Cop27 in Egitto: il Paese ospitante, una minaccia di diritti e libertà

 La 27ma Conferenza delle Parti (COP27) inizia a breve nella paradisiaca località balneare di Sharm el Sheikh, in Egitto.

Il paese ospita una nuova sessione di negoziati sul clima che si concentrerà in particolare sulle perdite e sui danni causati dai cambiamenti climatici. Si tratterà anche di aumentare il livello di ambizione climatica delle Parti attraverso il loro determinato contributo nazionale (NDC). È un meccanismo risultante dall’Accordo di Parigi e che riunisce tutti gli impegni climatici a cui uno Stato aderisce, in particolare in termini di riduzione delle emissioni di gas serra (GHG) e adattamento ai cambiamenti climatici. .

Tuttavia, al di là di questo grande incontro internazionale sull’azione per il clima, c’è un’ombra sul tabellone: ??i diritti umani. La conclusione è inequivocabile: l’ospite della COP27, l’Egitto, se la cava male in questo ambito.

Il Paese guadagna un punteggio anemico del 18% dalla Freedom House nei diritti politici e nelle libertà civili, che lo qualifica anche come non libero. Questo è il punteggio più basso mai ottenuto da un paese ospitante della COP negli ultimi 30 anni.

Gli esperti delle Nazioni Unite si dicono molto preoccupati per la situazione. Il paese ospitante mantiene un profondo clima di paura e sorveglianza, secondo Human Rights Watch, mentre quasi 60.000 prigionieri politici giacciono dietro le sbarre della prigione e sono vittime di atti di tortura.

Il 20 ottobre, l’attivista Greta Thunberg ha persino esortato i suoi follower su Twitter a firmare una petizione che condanna gli abusi in Egitto.

Tutti gli Stati sono obbligati a rispettare, promuovere e proteggere i diritti di ogni individuo senza alcuna discriminazione, ricorda l’Ufficio dell’Alto Commissario delle Nazioni Unite per i diritti umani.

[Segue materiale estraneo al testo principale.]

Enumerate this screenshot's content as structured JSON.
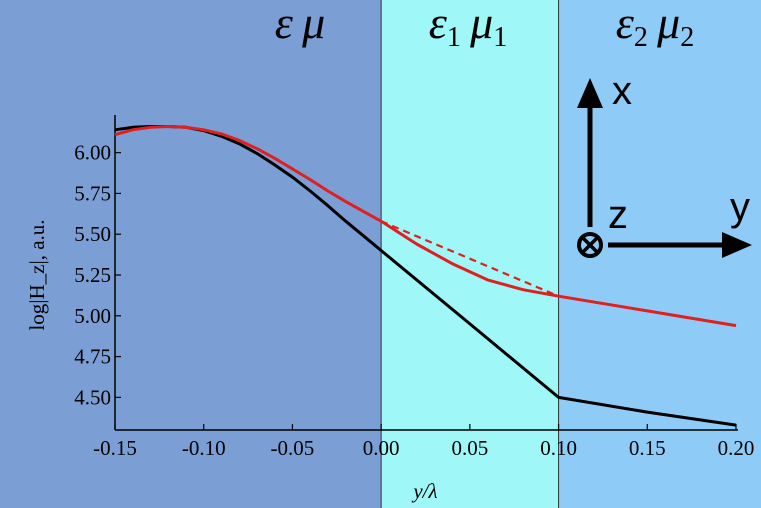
{
  "chart_data": {
    "type": "line",
    "xlabel": "y/λ",
    "ylabel": "log|H_z|, a.u.",
    "xlim": [
      -0.15,
      0.2
    ],
    "ylim": [
      4.3,
      6.2
    ],
    "x_ticks": [
      "-0.15",
      "-0.10",
      "-0.05",
      "0.00",
      "0.05",
      "0.10",
      "0.15",
      "0.20"
    ],
    "y_ticks": [
      "4.50",
      "4.75",
      "5.00",
      "5.25",
      "5.50",
      "5.75",
      "6.00"
    ],
    "regions": [
      {
        "x_from": -0.15,
        "x_to": 0.0,
        "label_main": "ε μ",
        "sub": "",
        "color": "#7b9ed4"
      },
      {
        "x_from": 0.0,
        "x_to": 0.1,
        "label_main": "ε μ",
        "sub": "1",
        "color": "#9ff7f7"
      },
      {
        "x_from": 0.1,
        "x_to": 0.2,
        "label_main": "ε μ",
        "sub": "2",
        "color": "#8ecbf7"
      }
    ],
    "series": [
      {
        "color": "#000000",
        "style": "solid",
        "x": [
          -0.15,
          -0.14,
          -0.13,
          -0.12,
          -0.11,
          -0.1,
          -0.09,
          -0.08,
          -0.07,
          -0.06,
          -0.05,
          -0.04,
          -0.03,
          -0.02,
          -0.01,
          0.0,
          0.05,
          0.1,
          0.15,
          0.2
        ],
        "y": [
          6.14,
          6.155,
          6.16,
          6.16,
          6.155,
          6.135,
          6.1,
          6.055,
          5.995,
          5.925,
          5.85,
          5.765,
          5.675,
          5.58,
          5.49,
          5.4,
          4.95,
          4.5,
          4.41,
          4.33
        ]
      },
      {
        "color": "#e02020",
        "style": "solid",
        "x": [
          -0.15,
          -0.14,
          -0.13,
          -0.12,
          -0.11,
          -0.1,
          -0.09,
          -0.08,
          -0.07,
          -0.06,
          -0.05,
          -0.04,
          -0.03,
          -0.02,
          -0.01,
          0.0,
          0.02,
          0.04,
          0.06,
          0.08,
          0.1,
          0.15,
          0.2
        ],
        "y": [
          6.11,
          6.14,
          6.155,
          6.16,
          6.155,
          6.14,
          6.115,
          6.075,
          6.025,
          5.965,
          5.9,
          5.835,
          5.765,
          5.7,
          5.64,
          5.58,
          5.44,
          5.32,
          5.22,
          5.16,
          5.12,
          5.03,
          4.94
        ]
      },
      {
        "color": "#e02020",
        "style": "dashed",
        "x": [
          0.0,
          0.1
        ],
        "y": [
          5.58,
          5.12
        ]
      }
    ]
  },
  "coordinate_axes": {
    "x_label": "x",
    "y_label": "y",
    "z_label": "z",
    "z_symbol": "⊗"
  }
}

In qualità di dottoranda in scienze politiche presso l’Université Laval, i miei interessi di ricerca si concentrano sulla transizione energetica, la giustizia climatica, le politiche climatiche internazionali e l’economia verde. Sono anche studente membro dell’Osservatorio dei diritti umani del Centro di studi e ricerche internazionali dell’Università di Montreal (CÉRIUM).

Un brutto segno
Le autorità egiziane limitano l’accesso della società civile, compresi i gruppi ambientalisti e per i diritti umani, alle attività pubbliche organizzate a margine della COP27, che si sta svolgendo in una località balneare, lontano dalla capitale, Il Cairo. L’incontro ha certamente una componente ufficiale che riunisce delegati di tutte le Parti per cicli di negoziati, ma anche una componente pubblica che riunisce migliaia di attori, compresi quelli della società civile.

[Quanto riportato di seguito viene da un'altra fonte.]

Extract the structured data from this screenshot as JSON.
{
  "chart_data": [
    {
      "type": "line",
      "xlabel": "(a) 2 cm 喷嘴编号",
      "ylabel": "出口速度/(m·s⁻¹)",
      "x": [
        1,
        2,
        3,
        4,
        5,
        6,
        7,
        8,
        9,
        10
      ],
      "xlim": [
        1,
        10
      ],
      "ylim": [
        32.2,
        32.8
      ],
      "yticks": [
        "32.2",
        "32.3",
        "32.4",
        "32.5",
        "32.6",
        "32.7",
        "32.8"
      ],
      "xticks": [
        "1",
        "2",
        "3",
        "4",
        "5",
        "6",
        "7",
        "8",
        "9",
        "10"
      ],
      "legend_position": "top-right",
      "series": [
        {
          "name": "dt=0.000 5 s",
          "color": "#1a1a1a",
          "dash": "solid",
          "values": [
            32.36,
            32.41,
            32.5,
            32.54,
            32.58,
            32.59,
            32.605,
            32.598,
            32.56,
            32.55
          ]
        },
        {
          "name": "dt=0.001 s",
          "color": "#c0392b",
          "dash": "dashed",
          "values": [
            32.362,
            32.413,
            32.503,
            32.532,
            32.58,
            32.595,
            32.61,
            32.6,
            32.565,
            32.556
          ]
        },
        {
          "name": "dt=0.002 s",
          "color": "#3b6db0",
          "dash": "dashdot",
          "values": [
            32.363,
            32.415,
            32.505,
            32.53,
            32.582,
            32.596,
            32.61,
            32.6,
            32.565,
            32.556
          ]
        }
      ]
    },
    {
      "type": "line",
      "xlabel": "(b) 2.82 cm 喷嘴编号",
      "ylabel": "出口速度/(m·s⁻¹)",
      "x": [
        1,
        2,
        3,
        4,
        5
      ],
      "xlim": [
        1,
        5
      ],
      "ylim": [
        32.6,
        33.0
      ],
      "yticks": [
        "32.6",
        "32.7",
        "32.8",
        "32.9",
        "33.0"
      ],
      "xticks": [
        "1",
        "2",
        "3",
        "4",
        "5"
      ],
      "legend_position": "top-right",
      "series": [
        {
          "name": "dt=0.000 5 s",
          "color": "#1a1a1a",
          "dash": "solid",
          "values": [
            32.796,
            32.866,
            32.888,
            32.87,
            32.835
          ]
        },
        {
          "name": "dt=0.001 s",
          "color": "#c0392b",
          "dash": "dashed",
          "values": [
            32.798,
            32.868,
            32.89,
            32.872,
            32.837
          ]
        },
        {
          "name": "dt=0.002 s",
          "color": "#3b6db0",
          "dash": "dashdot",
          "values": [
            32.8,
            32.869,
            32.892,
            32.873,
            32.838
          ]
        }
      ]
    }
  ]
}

Secondo l’ONG Human Rights Watch (HRW), l’Egitto limita fortemente “…la capacità dei gruppi ambientalisti di svolgere politiche indipendenti, advocacy e attività essenziali per la protezione dell’ambiente naturale del Paese [ …]”. Tali restrizioni violano i diritti fondamentali della Dichiarazione Universale dei Diritti Umani delle Nazioni Unite, compreso il diritto di riunione, associazione, pensiero e coscienza e la tutela degli interessi derivanti da qualsiasi produzione scientifica.

Tutti questi abusi minano la capacità dell’Egitto di rispettare i suoi impegni ambientali e di azione per il clima. Paradossalmente, l’obiettivo di questo vertice mondiale è elevare il livello di ambizione delle Parti e promuovere la giustizia climatica. “Fai come dico ma non come faccio” sembra essere la direzione che l’Egitto sembra seguire finora.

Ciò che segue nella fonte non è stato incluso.